The three-house group was first recorded in the valuation book in 1872 and appears on the Ordnance Survey town plan of 1871–73. The site occupies land that previously formed part of the garden of Locust Lodge, one of several small semi-rural gentleman's residences that characterised the Ormeau and Ravenhill areas before late Victorian and Edwardian suburban expansion. The houses were developed by William Fitzpatrick, a Belfast builder who acquired Locust Lodge in 1865. As well as undertaking other building projects nearby, Fitzpatrick donated the plot for and contributed to the construction costs of the nearby St Jude's Church, completed in 1871–73. The architect responsible for the Florenceville houses remains unknown.

For two decades following construction, Florenceville Avenue served merely as a drive connecting the three houses to the Ormeau Road, then known as 'Old Ballynafeigh Road'. The entire south side of the avenue was developed from the mid-1890s onwards, with buildings on the north side largely dating from the 1920s.

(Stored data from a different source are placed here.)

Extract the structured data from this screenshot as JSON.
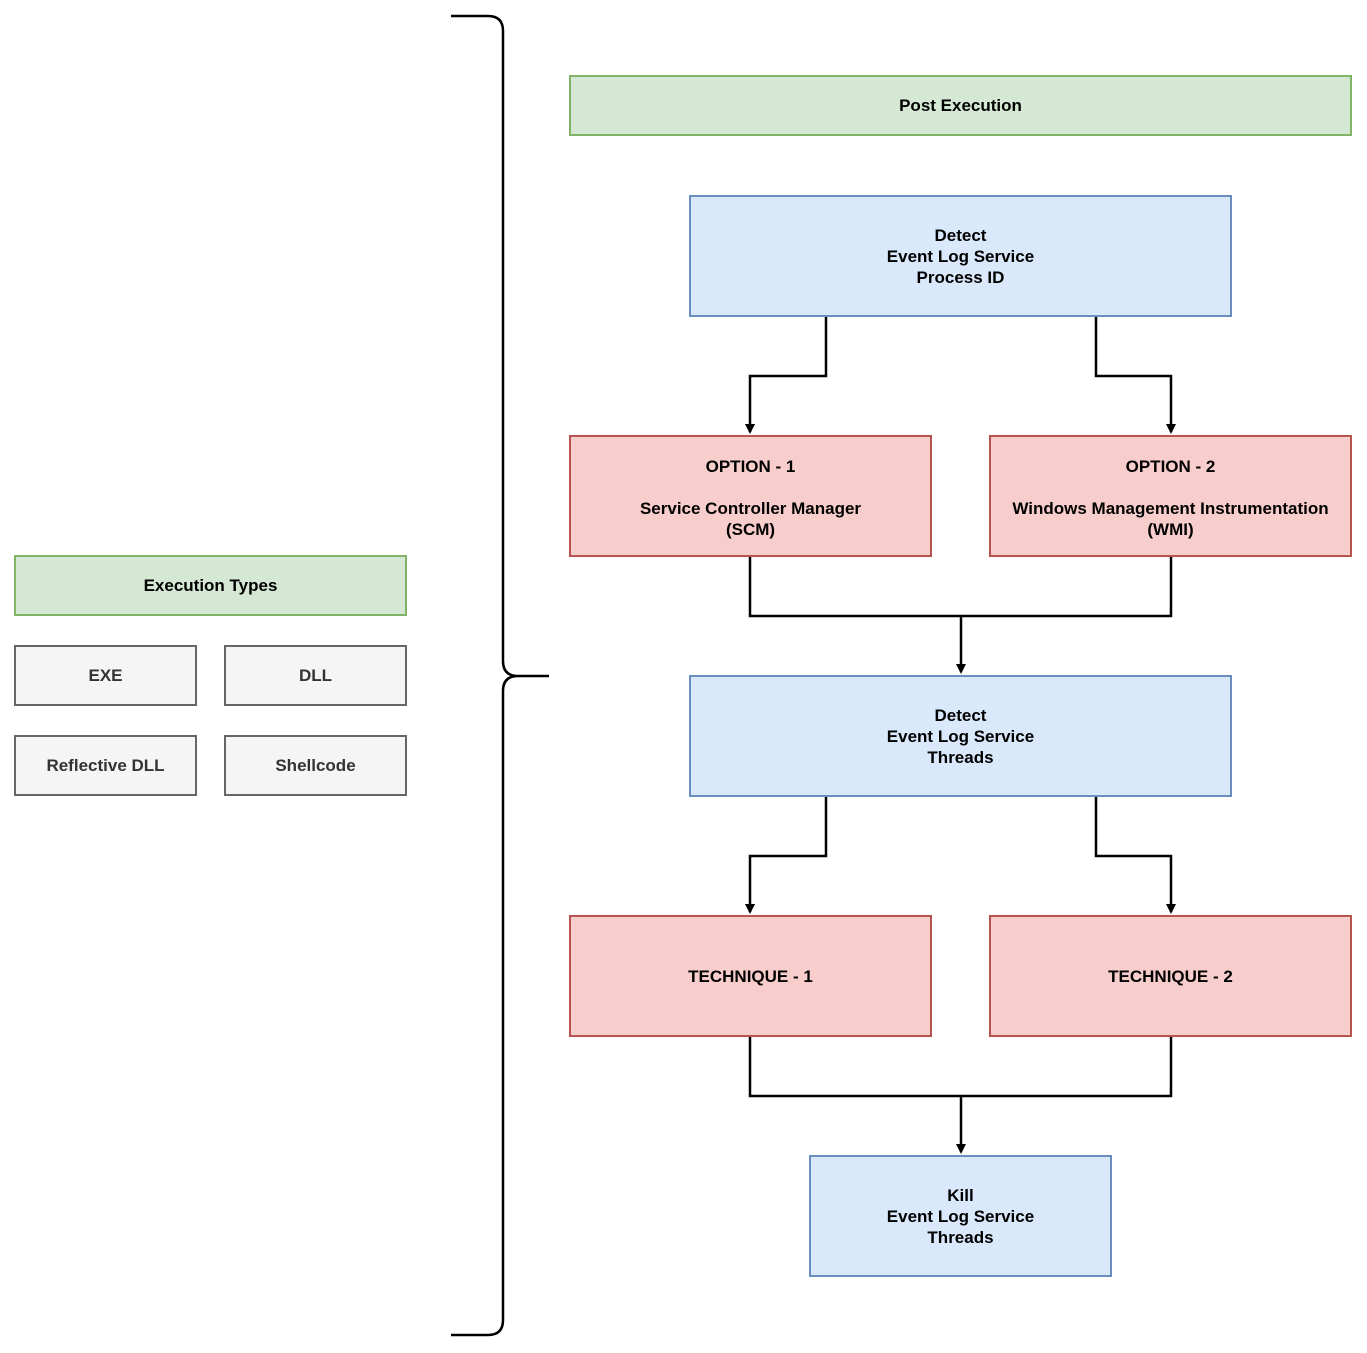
{
  "execution_types": {
    "title": "Execution Types",
    "items": [
      "EXE",
      "DLL",
      "Reflective DLL",
      "Shellcode"
    ]
  },
  "post_execution": {
    "title": "Post Execution",
    "detect_pid": "Detect\nEvent Log Service\nProcess ID",
    "option1": {
      "title": "OPTION - 1",
      "body": "Service Controller Manager\n(SCM)"
    },
    "option2": {
      "title": "OPTION - 2",
      "body": "Windows Management Instrumentation\n(WMI)"
    },
    "detect_threads": "Detect\nEvent Log Service\nThreads",
    "technique1": "TECHNIQUE - 1",
    "technique2": "TECHNIQUE - 2",
    "kill_threads": "Kill\nEvent Log Service\nThreads"
  },
  "colors": {
    "green_fill": "#d5e8d4",
    "green_stroke": "#82b366",
    "blue_fill": "#dae8fc",
    "blue_stroke": "#6c8ebf",
    "red_fill": "#f8cecc",
    "red_stroke": "#b85450",
    "gray_fill": "#f5f5f5",
    "gray_stroke": "#666666"
  }
}
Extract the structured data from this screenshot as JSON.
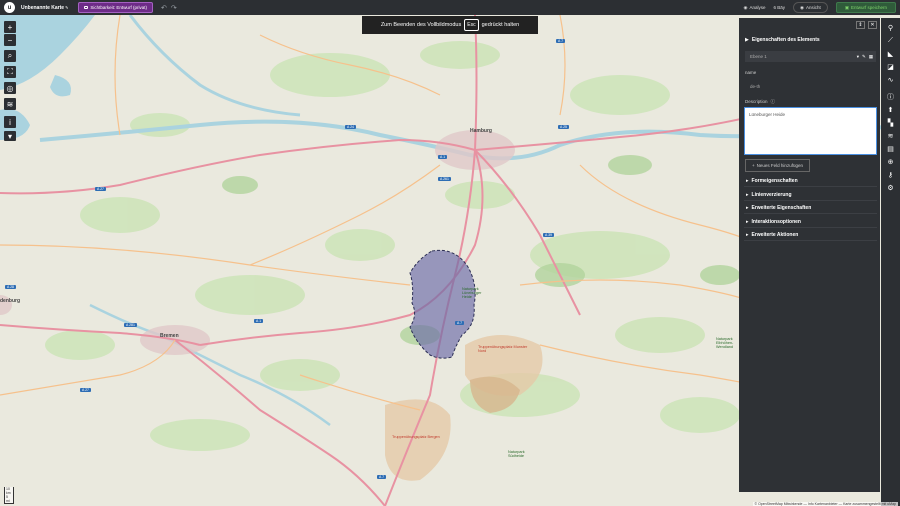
{
  "topbar": {
    "map_title": "Unbenannte Karte",
    "visibility_label": "Sichtbarkeit: Entwurf (privat)",
    "analysis_label": "Analyse",
    "history_label": "6 Bäy",
    "view_label": "Ansicht",
    "save_label": "Entwurf speichern"
  },
  "fullscreen_banner": {
    "text_before": "Zum Beenden des Vollbildmodus",
    "key": "Esc",
    "text_after": "gedrückt halten"
  },
  "panel": {
    "title": "Eigenschaften des Elements",
    "layer_value": "Ebene 1",
    "name_label": "name",
    "name_value": "de-th",
    "description_label": "Description",
    "description_value": "Lüneburger Heide",
    "add_field_label": "Neues Feld hinzufügen",
    "sections": [
      "Formeigenschaften",
      "Linienverzierung",
      "Erweiterte Eigenschaften",
      "Interaktionsoptionen",
      "Erweiterte Aktionen"
    ]
  },
  "map": {
    "labels": {
      "hamburg": "Hamburg",
      "bremen": "Bremen",
      "brandenburg": "denburg",
      "heide": "Naturpark Lüneburger Heide",
      "soltau": "Truppenübungsplatz Munster Nord",
      "bergen": "Truppenübungsplatz Bergen",
      "suedheide": "Naturpark Südheide",
      "wendland": "Naturpark Elbhöhen-Wendland"
    },
    "shields": [
      "A 7",
      "A 1",
      "A 27",
      "A 261",
      "A 39",
      "A 25",
      "A 24",
      "A 28",
      "A 281",
      "A 7",
      "A 1",
      "A 27",
      "A 7"
    ]
  },
  "attribution": {
    "text": "© OpenStreetMap Mitwirkende — Info Kartenanbieter — Karte zusammengestellt mit uMap"
  },
  "scale": {
    "km": "10 km",
    "mi": "5 mi"
  },
  "colors": {
    "topbar_bg": "#2c2f33",
    "visibility_bg": "#6d2b87",
    "save_bg": "#2f5b3a",
    "polygon_fill": "#6a6aa8",
    "panel_bg": "#2e3135"
  }
}
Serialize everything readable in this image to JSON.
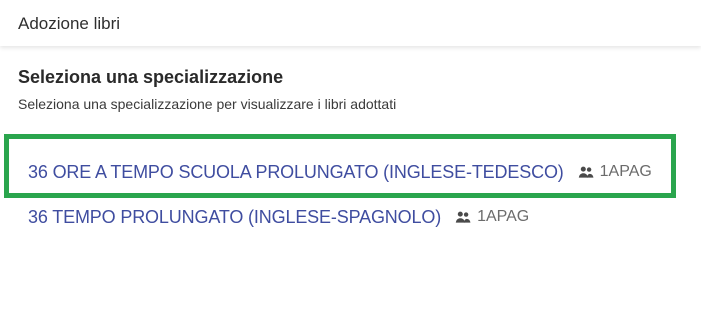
{
  "header": {
    "title": "Adozione libri"
  },
  "section": {
    "title": "Seleziona una specializzazione",
    "subtitle": "Seleziona una specializzazione per visualizzare i libri adottati"
  },
  "specializations": [
    {
      "name": "36 ORE A TEMPO SCUOLA PROLUNGATO (INGLESE-TEDESCO)",
      "icon": "group-icon",
      "class_code": "1APAG"
    },
    {
      "name": "36 TEMPO PROLUNGATO (INGLESE-SPAGNOLO)",
      "icon": "group-icon",
      "class_code": "1APAG"
    }
  ],
  "colors": {
    "link": "#3f4da0",
    "highlight": "#2aa54d",
    "muted": "#6b6b6b"
  }
}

The original occupant appears to have been James Templeton. He was followed by Alexander McKeag (or McKaig), recorded as a clerk before 1877. William H. Roberts, manager of Ulster Works, occupied the house by around 1889, followed by Robert O. Stanley, a buyer, around 1891. William H. Roberts, subsequently recorded as a carpet buyer, returned from around 1894. In the 1901 census, Mr and Mrs Roberts are recorded as occupying the house with their son and daughter; the building was classified as a second-class dwelling containing between seven and nine rooms, four of which were occupied by the family at that time. Mr and Mrs Roberts and their son remained in residence in 1911, with the family staying until around 1920. They were succeeded by estate agent R. G. McDowell. Mrs Gertrude E. Leech is listed as resident from 1932 until at least the early 1960s. D. G. Ryder, a draughtsman, is named as householder in the 1967 directory, with S. Kennedy recorded in that of 1980.